Dans le processus abolitionniste, la voie de la Révolution française doit être considérée comme atypique en raison de son caractère insurrectionnel et de la radicalité de l’abolition basée sur des critères égalitaires et fraternels. Dès 1789, des députés aux Etats-Généraux interrogent la société française en devenir sur la nécessité de maintenir l’esclavage dans les colonies, car en France, il n’y a pas d’esclave : « Le service des esclaves est moins cher que celui des blancs, & ce service, qui est absolu, plaît à l’amour propre. Sans les voix prohibitives de France, le Royaume serait rempli d’esclaves nègres. Ainsi les blancs, pourraient remplir dans nos colonies le service de la domesticité, celui des canots passagers, celui des ouvriers de toute espèce ; enfin, si on ne peut pas détruire l’esclavage, on diminuera du moins par cette voie le nombre d’esclaves. C’est autant de gagné en faveur de l’humanité »[1].

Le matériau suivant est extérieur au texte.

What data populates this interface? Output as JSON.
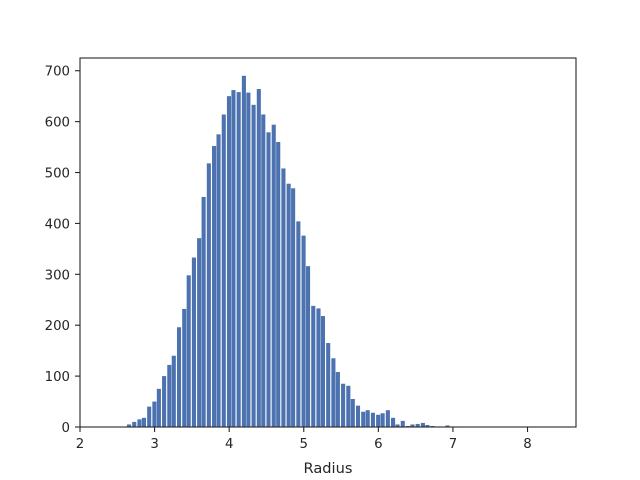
{
  "chart_data": {
    "type": "bar",
    "xlabel": "Radius",
    "ylabel": "",
    "title": "",
    "xlim": [
      2.0,
      8.65
    ],
    "ylim": [
      0,
      725
    ],
    "xticks": [
      2,
      3,
      4,
      5,
      6,
      7,
      8
    ],
    "yticks": [
      0,
      100,
      200,
      300,
      400,
      500,
      600,
      700
    ],
    "bar_color": "#4c72b0",
    "grid": false,
    "legend": "none",
    "bin_width": 0.067,
    "bins_left": [
      2.63,
      2.7,
      2.77,
      2.83,
      2.9,
      2.97,
      3.03,
      3.1,
      3.17,
      3.23,
      3.3,
      3.37,
      3.43,
      3.5,
      3.57,
      3.63,
      3.7,
      3.77,
      3.83,
      3.9,
      3.97,
      4.03,
      4.1,
      4.17,
      4.23,
      4.3,
      4.37,
      4.43,
      4.5,
      4.57,
      4.63,
      4.7,
      4.77,
      4.83,
      4.9,
      4.97,
      5.03,
      5.1,
      5.17,
      5.23,
      5.3,
      5.37,
      5.43,
      5.5,
      5.57,
      5.63,
      5.7,
      5.77,
      5.83,
      5.9,
      5.97,
      6.03,
      6.1,
      6.17,
      6.23,
      6.3,
      6.37,
      6.43,
      6.5,
      6.57,
      6.63,
      6.7,
      6.77,
      6.83,
      6.9,
      6.97,
      7.03,
      7.1,
      7.17,
      7.23,
      7.3,
      7.37,
      7.43,
      7.5,
      7.57,
      7.63,
      7.7,
      7.77,
      7.83,
      7.9,
      7.97,
      8.03,
      8.1,
      8.17
    ],
    "values": [
      5,
      10,
      15,
      18,
      40,
      50,
      75,
      100,
      122,
      140,
      196,
      232,
      298,
      333,
      371,
      452,
      518,
      552,
      575,
      614,
      650,
      662,
      658,
      690,
      657,
      633,
      664,
      614,
      579,
      594,
      560,
      508,
      478,
      469,
      404,
      376,
      316,
      238,
      233,
      218,
      165,
      135,
      108,
      85,
      81,
      55,
      42,
      30,
      33,
      28,
      24,
      27,
      33,
      18,
      5,
      12,
      2,
      5,
      6,
      8,
      4,
      2,
      1,
      1,
      3,
      1,
      1,
      1,
      0,
      0,
      0,
      0,
      0,
      0,
      0,
      0,
      0,
      0,
      0,
      0,
      0,
      0,
      0,
      0
    ]
  }
}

Dans 38 cahiers de doléances (Aisne, Gironde, Ille-et-Vilaine, Indre-et-Loire, Jura, Landes, Loir-et-Cher, Loire, Maine et Loire, Moselle, Nord, Oise, Orne, Pyrénées-Atlantiques, Hautes-Pyrénées, Saône-et-Loire, Paris, Yvelines, Somme, Vienne) les rédacteurs traitent de l’esclavage. L'article 29 du cahier de doléances du tiers état de Champagney, en 1789, qui demande explicitement l'abolition de l'esclavage. Dans l’Ain, aucune traces de cette abolition, même si Sonthonnax, qui le fera en 1792 à Saint Domingue est natif d’Oyonnax dans l’Ain. En effet, il est probable que les bressans et bugistes n’aient jamais vu un noir enchainé[2] pour prendre conscience qu'il y avait des situations pires que celle qui était la leur et qu'ils voulaient voir meilleure.
En France, outre la Société des Amis des Noirs, qui propose une abolition par la Loi et progressive afin de ne pas générer de guerre civile [3], l’abolitionisme se matérialisera à travers Sonthonnax à Saint Domingue puis avec le décret du 4 août 1792 accordant la pleine qualité de citoyens aux seuls hommes libres de couleur et le décret du 16 pluviôse an II qui abolit l’esclavage.
[1] Agenda d’un député aux Etats-Généraux, 1789. Ancienne coll. P. Croyet.
[2] Contrairement aux chaînes de bagnards ; Bourg et Trévoux deviennent un passage obligatoire des chaînes venant de Paris et de Bretagne qui conduisent les galériens à Marseille. De 1740 à 1748, les passages de ces chaînes à Bourg entraînent des réquisitions, fournitures de vivres et de voitures, et des devoirs comme les soins à donner à un contrebandier que l'on ne peut mettre à la chaîne parce qu'il est à toute extrémité.
[3] La société des Amis des Noirs, fondée dès 1788, ne se montre pas seulement comme un regroupement de publicistes et de penseurs des Lumières cherchant l’abolition, elle propose une solution de rechange à la fin inéluctable de la colonisation esclavagiste par l’établissement d’un marché franco-africain qui ruinerait la nécessité de la traite et donc de l’esclavage.